Stellar Obliquities in Long-period Exoplanet Systems (SOLES) I: The Spin-Orbit Alignment of K2-140 b

TL;DR

This paper measures the spin-orbit alignment of the long-period exoplanet K2-140 b, providing insights into its formation history and contributing to understanding the origins of different giant planet populations.

Contribution

It presents the first Rossiter-McLaughlin measurement for K2-140 b, a long-period giant planet, revealing an aligned system and advancing the study of planet formation theories.

Findings

K2-140 is an aligned system with a projected spin-orbit angle of 0.5±9.7 degrees.

The system suggests a dynamically cool formation history.

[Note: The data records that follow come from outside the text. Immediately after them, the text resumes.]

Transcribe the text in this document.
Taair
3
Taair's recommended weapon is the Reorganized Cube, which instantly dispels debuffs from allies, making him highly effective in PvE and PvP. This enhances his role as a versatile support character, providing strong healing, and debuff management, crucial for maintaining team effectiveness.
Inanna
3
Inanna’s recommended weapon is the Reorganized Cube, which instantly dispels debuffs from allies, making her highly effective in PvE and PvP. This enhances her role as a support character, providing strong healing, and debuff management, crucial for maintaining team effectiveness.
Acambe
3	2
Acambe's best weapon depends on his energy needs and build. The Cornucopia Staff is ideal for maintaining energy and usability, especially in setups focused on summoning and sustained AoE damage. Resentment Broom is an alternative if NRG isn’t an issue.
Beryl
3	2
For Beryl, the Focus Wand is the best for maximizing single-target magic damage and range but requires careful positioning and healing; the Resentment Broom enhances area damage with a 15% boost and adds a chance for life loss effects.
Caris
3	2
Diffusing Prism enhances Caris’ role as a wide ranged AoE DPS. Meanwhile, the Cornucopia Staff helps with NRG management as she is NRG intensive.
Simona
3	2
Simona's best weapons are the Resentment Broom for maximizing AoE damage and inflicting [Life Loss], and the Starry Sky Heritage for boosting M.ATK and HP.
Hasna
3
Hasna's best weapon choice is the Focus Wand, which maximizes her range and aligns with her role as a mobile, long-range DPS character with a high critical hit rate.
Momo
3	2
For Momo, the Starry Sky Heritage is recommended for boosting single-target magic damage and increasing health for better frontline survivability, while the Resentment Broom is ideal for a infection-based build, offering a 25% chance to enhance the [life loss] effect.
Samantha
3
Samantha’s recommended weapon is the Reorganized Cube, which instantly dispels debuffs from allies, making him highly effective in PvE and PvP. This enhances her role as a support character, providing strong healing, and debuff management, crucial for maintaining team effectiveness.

Supports the idea of different formation mechanisms for long-period and hot Jupiters.

Abstract

Obliquity measurements for stars hosting relatively long-period giant planets with weak star-planet tidal interactions may play a key role in distinguishing between formation theories for shorter-period hot Jupiters. Few such obliquity measurements have been made to date due to the relatively small sample of known wide-orbiting, transiting Jovian-mass planets and the challenging nature of these targets, which tend to have long transit durations and orbit faint stars. We report a measurement of the Rossiter-McLaughlin effect across the transit of K2-140 b, a Jupiter-mass planet with period $P=6.57$ days orbiting a $V=12.6$ star. We find that K2-140 is an aligned system with projected spin-orbit angle $\lambda=0.5\pm9.7$ degrees, suggesting a dynamically cool formation history. This observation builds towards a population of tidally detached giant planet spin-orbit angles that will enable a direct comparison with the distribution of close-orbiting hot Jupiter orbital configurations, elucidating the prevalent formation mechanisms of each group.